Medium in oil paint is used to give the paint different properties, make it dry faster or slower, make it flow more, make it shinier, tackier, thinner, thicker, there are so many things that it does and depending on whether you choose a student or artist grade paint that will influence which medium you choose or even whether you use a medium at all. It is not necessary that you try mediums when starting out with oils.
[ Here ] is an inexpensive sample pack of some of the most commonly used mediums and one solvent, all in a convenient little pouch. I will demo and explain in class what each one of these is used for, when and why you would want to use them.
These are such handy little things for putting a couple of drops of medium or solvent on your palette or into your palette cups. When I discovered them I wondered how I ever lived without them. [ here ]
Save old jelly jars to clean brushes in before you wash them. Fill one jar 1/3 to 1/2 with solvent (OMS), after a few uses you'll notice that the pigment from the paint settles to the bottom of the jar but the OMS is clean. Carefully pour the clean OMS into another clean jar and scoop out the paint sludge with a paper towel and discard. Occasionally you'll have to add a bit more OMS. Keep doing this back and forth between the two jars. Keep caps on them. Just because it's odorless doesn't mean it's non-toxic. It means it's less toxic than regular mineral spirits (probably?)
They also make nice ones you can buy too [ here ] I prefer this one because the one with the coil kept grabbing my bristles and pulling them out. Go easy with this grate too, let the solvent do the work. And bonus, Bob Ross' face makes me smile like, every day!
TOXIN FREE STUDIO
This is something that's very important to me. Here are some things I've found to make your oil painting studio less toxic [ here ] I use this [ here ] as a fluid medium to thin paints and speed drying. I use Gamblin's safflower oil to clean brushes sometimes. I try to avoid overusing solvents like Gamsol. I find I am a bit sensitive to it even though it is odorless and better than turpentine it is by no means "nontoxic". I use Gamsol when I'm doing an underpainting because I haven't found a substitute that works for me but I turn on a fan and wear a mask. It does give me a slight head ache if I don't.
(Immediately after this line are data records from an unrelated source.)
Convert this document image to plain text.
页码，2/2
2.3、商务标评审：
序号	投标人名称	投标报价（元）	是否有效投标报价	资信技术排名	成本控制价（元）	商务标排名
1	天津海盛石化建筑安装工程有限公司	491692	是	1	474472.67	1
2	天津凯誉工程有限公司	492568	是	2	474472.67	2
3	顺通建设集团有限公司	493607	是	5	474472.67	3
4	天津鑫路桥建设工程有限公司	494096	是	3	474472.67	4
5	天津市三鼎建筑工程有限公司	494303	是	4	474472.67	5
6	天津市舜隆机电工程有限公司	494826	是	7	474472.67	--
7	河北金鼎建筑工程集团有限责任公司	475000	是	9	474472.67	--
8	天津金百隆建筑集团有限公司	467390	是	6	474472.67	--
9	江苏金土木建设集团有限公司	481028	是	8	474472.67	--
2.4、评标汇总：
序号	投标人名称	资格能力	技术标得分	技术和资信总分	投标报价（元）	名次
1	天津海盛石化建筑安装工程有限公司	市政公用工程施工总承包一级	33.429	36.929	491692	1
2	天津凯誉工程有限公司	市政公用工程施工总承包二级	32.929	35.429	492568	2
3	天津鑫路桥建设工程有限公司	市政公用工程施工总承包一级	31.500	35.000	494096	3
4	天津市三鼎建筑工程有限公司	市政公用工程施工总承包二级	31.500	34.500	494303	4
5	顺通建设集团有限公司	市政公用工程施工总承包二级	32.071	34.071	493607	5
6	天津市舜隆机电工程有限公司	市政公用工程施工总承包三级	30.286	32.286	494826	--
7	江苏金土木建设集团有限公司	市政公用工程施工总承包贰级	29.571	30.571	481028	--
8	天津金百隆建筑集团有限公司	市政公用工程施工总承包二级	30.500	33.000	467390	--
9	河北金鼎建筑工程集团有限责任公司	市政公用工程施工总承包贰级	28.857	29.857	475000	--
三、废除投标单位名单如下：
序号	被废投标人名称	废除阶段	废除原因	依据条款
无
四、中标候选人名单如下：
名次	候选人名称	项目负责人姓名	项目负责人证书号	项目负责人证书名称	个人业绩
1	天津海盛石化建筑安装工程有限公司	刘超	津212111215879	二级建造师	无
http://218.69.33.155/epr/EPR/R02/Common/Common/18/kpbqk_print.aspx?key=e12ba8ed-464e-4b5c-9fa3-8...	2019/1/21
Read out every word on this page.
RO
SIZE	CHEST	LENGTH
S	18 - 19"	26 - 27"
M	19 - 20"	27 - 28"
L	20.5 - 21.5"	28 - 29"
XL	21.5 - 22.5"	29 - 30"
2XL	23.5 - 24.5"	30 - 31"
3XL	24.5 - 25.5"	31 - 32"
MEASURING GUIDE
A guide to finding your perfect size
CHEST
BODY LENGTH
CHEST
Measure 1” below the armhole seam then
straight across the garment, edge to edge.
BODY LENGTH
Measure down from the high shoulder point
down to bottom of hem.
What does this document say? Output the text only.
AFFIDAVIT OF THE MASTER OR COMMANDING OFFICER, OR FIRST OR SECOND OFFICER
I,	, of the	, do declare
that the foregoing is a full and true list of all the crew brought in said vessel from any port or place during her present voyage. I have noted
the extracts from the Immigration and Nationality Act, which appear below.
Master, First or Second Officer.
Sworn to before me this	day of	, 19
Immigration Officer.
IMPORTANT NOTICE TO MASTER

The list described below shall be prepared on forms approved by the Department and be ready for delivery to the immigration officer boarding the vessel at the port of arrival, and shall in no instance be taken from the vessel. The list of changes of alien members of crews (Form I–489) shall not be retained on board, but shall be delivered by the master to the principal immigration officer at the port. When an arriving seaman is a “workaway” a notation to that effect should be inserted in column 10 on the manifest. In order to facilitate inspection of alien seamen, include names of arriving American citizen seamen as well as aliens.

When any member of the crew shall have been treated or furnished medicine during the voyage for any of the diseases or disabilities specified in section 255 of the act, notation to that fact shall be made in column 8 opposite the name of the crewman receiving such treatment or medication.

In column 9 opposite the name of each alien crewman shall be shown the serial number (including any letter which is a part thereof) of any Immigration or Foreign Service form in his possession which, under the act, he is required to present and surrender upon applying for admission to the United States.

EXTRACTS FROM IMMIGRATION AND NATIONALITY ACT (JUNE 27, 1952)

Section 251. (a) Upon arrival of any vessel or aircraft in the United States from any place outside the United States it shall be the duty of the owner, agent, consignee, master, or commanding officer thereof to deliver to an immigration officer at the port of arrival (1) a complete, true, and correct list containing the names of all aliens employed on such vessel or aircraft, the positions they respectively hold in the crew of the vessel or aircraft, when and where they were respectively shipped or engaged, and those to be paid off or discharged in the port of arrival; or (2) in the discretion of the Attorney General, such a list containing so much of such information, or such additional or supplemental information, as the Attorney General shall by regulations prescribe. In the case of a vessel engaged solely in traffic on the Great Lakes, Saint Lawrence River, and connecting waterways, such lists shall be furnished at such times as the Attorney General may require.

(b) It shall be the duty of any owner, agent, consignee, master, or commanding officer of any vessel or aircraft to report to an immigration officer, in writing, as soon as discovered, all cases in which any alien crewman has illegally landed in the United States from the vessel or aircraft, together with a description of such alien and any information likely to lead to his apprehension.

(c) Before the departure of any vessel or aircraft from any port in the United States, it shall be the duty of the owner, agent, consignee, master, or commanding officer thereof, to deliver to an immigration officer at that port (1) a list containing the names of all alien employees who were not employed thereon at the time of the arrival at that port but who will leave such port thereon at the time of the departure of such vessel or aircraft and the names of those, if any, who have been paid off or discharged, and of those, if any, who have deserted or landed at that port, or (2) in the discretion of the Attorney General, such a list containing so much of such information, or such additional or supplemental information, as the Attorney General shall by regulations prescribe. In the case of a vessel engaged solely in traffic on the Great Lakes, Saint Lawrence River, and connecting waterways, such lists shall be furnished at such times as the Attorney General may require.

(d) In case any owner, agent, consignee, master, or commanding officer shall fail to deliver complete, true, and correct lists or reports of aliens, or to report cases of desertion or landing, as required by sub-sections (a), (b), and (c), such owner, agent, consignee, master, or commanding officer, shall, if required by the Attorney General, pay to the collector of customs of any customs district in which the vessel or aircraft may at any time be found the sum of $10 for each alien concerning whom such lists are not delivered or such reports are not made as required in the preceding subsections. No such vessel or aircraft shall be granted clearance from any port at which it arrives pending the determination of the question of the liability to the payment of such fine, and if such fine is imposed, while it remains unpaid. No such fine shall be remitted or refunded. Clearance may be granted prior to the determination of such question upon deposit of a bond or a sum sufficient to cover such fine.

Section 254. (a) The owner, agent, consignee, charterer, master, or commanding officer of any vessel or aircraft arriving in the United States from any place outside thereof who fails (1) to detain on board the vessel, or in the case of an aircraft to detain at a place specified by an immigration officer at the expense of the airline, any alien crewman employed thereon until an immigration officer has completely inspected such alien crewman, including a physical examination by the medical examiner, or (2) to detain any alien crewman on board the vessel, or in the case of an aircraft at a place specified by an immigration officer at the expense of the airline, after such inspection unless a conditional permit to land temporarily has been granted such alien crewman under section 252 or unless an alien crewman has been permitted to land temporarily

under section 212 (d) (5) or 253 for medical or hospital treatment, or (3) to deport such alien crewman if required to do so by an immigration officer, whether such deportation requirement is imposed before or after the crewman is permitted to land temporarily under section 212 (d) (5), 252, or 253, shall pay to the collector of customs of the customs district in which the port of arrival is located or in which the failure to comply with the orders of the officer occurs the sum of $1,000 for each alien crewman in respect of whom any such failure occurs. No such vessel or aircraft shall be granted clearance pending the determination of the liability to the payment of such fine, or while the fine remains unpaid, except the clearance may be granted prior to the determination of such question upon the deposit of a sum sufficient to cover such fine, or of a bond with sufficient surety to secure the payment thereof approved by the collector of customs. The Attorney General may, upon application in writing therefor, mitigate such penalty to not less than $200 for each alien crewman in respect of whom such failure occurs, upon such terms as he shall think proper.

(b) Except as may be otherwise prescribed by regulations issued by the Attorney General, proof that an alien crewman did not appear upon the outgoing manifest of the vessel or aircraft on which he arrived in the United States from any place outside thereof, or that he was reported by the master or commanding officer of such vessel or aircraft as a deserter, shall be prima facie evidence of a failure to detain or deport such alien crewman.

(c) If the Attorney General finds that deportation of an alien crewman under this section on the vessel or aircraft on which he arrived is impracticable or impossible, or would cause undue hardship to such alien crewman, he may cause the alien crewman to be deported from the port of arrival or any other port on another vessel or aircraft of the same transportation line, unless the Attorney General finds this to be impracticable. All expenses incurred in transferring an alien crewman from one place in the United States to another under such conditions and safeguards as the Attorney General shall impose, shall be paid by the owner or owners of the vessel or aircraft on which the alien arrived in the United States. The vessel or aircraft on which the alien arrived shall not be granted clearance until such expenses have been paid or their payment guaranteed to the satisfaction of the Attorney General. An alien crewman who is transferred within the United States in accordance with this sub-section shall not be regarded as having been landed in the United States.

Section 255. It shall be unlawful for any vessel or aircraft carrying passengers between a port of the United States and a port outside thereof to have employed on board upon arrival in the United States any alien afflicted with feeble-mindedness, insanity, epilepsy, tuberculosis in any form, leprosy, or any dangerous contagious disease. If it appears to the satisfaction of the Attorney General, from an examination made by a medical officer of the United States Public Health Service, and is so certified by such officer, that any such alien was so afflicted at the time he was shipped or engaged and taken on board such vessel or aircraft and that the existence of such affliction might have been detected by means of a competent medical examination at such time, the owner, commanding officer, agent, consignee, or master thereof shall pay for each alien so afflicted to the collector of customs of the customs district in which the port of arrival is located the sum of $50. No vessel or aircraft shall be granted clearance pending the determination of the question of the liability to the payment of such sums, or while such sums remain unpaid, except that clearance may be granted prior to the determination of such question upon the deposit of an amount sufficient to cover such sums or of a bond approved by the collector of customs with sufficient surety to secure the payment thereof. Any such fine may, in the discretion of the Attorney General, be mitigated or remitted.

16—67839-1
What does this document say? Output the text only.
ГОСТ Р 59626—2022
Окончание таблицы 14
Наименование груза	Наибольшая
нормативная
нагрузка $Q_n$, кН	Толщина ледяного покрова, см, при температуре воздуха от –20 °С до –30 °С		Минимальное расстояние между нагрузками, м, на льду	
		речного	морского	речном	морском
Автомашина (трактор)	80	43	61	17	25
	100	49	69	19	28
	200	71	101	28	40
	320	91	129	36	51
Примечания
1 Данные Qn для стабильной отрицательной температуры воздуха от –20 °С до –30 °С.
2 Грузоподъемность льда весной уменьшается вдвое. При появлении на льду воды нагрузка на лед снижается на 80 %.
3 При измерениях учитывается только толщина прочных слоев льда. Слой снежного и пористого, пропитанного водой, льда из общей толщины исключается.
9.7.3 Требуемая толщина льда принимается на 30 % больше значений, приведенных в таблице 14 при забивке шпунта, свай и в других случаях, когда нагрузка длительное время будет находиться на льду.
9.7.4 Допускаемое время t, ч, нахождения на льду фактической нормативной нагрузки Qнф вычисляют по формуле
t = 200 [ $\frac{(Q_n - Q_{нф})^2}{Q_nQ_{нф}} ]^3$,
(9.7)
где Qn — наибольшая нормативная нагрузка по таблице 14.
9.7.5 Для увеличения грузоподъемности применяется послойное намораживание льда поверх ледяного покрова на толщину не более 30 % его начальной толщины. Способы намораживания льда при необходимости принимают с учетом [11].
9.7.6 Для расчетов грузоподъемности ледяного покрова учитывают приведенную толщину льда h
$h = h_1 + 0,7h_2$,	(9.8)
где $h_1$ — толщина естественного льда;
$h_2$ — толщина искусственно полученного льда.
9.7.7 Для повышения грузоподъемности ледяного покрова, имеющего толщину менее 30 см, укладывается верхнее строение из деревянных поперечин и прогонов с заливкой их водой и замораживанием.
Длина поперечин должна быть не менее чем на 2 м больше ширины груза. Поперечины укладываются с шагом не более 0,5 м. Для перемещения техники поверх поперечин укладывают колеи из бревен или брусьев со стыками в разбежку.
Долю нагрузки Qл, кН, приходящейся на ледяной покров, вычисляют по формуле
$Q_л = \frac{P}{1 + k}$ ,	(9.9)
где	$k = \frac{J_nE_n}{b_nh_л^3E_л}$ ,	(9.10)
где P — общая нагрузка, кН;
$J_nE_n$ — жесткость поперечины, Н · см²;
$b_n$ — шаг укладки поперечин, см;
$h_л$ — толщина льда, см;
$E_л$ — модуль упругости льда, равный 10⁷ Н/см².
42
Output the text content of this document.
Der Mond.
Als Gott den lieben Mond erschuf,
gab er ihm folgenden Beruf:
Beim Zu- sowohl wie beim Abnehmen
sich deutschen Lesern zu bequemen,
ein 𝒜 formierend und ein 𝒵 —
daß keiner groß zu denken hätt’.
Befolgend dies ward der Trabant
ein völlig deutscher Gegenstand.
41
It is possible with care to have a safer, non-toxic oil painting studio. Chelsea Classical Studios also offers a wonderful non-toxic suite of products and a nice little sample kit of their mediums and solvents. I use their walnut oil probably more than any other medium to add fluidity to my paints.
This is something we'll cover in class when it comes up but I thought I'd put it down here too. Definitely not something you need in advance but... Have you ever had the black and darker areas of your painting get very dull or "sink in" after your painting dries? Sometimes the black areas are much duller than the other areas of the painting. And then when you try to varnish the painting the finish doesn't come up evenly?
That's one of the many uses of retouch varnish, to even up those sunken in areas before we varnish. One of my favorite retouch varnishes is Chelsea Classical Studios Lavender Retouch Varnish. Cuz for one it smells like lavender! And for another it's just a great retouch varnish!